NEW YORK Oil prices rise 4.7% to 55.04 a barrel



The U.S. plans to increase its oil reserves for an 'additional layer of protection.'
NEW YORK (AP) -- Oil prices settled above 55 a barrel Tuesday after the federal government announced plans to boost the country's emergency crude stockpile this spring at a rate of 100,000 barrels per day.
Analysts said, however, the rally may only last until today's supply data from the Department of Energy.
Light, sweet crude for March delivery on the New York Mercantile Exchange leaped 2.48, or 4.7 percent, to settle at 55.04 in New York. It was the largest one-day jump since Sept. 19, 2005. March Brent crude on London's ICE Futures exchange settled at 55.10, up 2.40 a barrel.
The Department of Energy said Tuesday it plans to increase the capacity of the Strategic Petroleum Reserve to 1.5 billion barrels from 691 million barrels. U.S. Energy Secretary Samuel Bodman called the move "a wise and prudent policy decision to provide an additional layer of protection."
Oil prices traded higher for most of the trading day, buoyed by falling temperatures in the Northeastern U.S. and rising tensions in Nigeria and Iran.
Market rally
The DOE's announcement propelled the market's rally, however, sending oil prices as high as 55.15 in late day trading.

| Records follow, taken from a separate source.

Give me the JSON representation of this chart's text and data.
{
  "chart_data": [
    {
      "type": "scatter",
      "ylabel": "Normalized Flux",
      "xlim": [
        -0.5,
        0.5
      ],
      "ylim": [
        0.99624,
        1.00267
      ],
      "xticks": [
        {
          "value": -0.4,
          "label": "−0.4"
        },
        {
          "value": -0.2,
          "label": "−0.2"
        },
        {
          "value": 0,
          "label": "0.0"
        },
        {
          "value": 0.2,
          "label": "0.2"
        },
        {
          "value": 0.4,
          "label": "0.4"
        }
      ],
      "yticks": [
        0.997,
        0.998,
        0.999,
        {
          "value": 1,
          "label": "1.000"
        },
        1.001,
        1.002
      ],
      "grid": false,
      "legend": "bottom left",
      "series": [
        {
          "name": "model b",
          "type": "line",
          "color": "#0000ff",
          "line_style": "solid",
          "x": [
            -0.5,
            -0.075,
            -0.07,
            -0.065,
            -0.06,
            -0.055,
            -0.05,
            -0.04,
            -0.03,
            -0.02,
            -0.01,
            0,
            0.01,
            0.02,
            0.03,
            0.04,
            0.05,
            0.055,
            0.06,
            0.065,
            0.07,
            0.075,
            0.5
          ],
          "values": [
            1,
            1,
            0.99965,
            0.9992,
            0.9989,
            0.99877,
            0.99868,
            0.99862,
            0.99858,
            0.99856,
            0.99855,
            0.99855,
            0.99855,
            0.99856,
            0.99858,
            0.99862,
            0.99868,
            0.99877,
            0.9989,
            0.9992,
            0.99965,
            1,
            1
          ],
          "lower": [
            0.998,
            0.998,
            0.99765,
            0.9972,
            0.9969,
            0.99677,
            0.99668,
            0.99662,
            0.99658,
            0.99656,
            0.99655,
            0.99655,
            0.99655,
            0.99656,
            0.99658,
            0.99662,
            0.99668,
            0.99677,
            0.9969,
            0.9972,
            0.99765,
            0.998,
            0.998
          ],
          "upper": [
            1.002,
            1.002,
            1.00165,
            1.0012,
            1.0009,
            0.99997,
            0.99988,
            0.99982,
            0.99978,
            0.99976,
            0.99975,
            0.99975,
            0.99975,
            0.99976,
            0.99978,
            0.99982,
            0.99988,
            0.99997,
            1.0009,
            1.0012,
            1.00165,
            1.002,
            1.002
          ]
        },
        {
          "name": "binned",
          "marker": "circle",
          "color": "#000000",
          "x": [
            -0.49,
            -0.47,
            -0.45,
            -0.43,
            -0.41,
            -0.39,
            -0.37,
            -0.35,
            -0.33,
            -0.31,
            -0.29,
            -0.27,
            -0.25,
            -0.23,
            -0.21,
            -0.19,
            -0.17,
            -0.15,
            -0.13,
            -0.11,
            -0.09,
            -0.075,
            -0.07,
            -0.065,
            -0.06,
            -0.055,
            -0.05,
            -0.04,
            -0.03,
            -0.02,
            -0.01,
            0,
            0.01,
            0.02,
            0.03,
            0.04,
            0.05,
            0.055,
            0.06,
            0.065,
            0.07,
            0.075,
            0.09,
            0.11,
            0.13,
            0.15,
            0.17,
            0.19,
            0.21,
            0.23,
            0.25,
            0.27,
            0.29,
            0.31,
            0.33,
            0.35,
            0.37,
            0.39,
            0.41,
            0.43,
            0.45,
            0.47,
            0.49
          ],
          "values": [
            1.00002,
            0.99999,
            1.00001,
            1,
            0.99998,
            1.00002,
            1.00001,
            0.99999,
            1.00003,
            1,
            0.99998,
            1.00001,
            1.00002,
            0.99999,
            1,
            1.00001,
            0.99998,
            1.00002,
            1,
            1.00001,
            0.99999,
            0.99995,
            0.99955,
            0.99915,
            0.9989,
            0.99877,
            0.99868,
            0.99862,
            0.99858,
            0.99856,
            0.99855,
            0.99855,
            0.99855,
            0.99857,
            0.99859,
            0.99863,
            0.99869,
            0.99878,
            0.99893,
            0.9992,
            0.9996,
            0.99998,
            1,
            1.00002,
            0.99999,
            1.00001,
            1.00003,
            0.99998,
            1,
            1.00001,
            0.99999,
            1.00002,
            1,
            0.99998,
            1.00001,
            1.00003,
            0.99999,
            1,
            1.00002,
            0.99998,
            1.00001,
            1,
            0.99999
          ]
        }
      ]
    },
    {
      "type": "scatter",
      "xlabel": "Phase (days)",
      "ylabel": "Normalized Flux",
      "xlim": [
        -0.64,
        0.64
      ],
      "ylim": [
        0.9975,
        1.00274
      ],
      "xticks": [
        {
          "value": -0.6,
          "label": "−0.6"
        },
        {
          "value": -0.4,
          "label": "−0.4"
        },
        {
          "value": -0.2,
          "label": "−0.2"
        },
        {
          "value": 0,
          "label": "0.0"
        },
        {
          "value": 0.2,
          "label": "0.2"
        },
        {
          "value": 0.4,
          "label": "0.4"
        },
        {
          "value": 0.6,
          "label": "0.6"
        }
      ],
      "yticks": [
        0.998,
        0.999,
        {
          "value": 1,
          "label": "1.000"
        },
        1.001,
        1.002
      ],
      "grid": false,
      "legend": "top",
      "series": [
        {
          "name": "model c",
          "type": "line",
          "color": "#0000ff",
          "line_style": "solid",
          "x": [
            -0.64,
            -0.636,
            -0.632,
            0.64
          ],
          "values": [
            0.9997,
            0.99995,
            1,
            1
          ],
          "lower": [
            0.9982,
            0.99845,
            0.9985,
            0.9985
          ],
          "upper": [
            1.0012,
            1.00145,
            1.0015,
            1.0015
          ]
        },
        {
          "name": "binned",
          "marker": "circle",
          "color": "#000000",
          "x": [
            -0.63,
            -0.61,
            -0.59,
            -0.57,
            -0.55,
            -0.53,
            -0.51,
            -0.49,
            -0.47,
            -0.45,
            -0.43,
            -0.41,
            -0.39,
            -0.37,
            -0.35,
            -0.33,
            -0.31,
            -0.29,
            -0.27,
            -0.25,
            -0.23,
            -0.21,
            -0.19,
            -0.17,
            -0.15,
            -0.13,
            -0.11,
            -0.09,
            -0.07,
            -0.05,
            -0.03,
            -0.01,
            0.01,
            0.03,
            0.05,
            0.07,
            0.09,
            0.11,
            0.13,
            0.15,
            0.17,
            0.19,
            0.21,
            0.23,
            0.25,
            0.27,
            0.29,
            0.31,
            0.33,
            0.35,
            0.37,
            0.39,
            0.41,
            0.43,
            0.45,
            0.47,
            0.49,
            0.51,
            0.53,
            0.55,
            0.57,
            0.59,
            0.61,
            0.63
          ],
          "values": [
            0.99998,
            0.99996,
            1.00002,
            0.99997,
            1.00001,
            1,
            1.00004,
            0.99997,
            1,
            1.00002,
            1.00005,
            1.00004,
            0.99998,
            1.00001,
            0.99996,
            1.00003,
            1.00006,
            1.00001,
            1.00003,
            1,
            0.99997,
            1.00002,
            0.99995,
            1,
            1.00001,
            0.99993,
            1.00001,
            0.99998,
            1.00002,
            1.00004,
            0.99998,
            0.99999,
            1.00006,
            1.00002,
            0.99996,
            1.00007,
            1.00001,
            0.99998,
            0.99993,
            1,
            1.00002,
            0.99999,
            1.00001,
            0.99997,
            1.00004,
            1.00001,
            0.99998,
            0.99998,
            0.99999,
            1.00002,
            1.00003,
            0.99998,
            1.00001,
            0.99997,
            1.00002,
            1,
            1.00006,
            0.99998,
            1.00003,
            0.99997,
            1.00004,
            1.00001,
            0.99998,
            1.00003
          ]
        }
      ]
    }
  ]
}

"The key here is whether this represents a change in the larger price trend or whether this rally fizzles out and prices fall," said Tim Evans, an energy analyst at Citigroup Global Markets. "We don't know what the Department of Energy inventory report will show tomorrow. If inventories rose last week, then we could have downward pressure again."
Last week, the U.S. Energy Department reported the biggest increase in crude inventories in more than four years, which suggests energy prices may have farther to fall despite Monday's initial bounce. It said crude oil stockpiles rose by 6.8 million barrels to 321.5 million barrels in the week ended Jan. 12.
Growing crude inventories and unusually warm weather in the United States dragged oil prices below 50 a barrel last week for the first time since May 2005. But prices rallied Monday after a weekend storm, and seasonal temperatures persisted Tuesday as a cold front moved into the north-central U.S.
Word of caution
Tom Kloza of the Oil Price Information Service pointed out that the bounce in crude oil prices Tuesday could prove short-lived.
"When something like this breaks in the last hour of trading, it tends to produce an overly emotional response. Already, we're seeing prices back off in after-hours trading," Kloza said. In late afternoon electronic trading, crude oil fell back to 54.86 a barrel.
The average price for a gallon of regular is down 13 cents from 2.33 on Jan. 1 to 2.20 on Friday, a day after crude briefly fell below 50.
In other Nymex trading, heating oil futures gained nearly 6.7 cents to settle at 1.5752 a gallon, while natural gas rose 30 cents to settle at 7.620 per 1,000 cubic feet.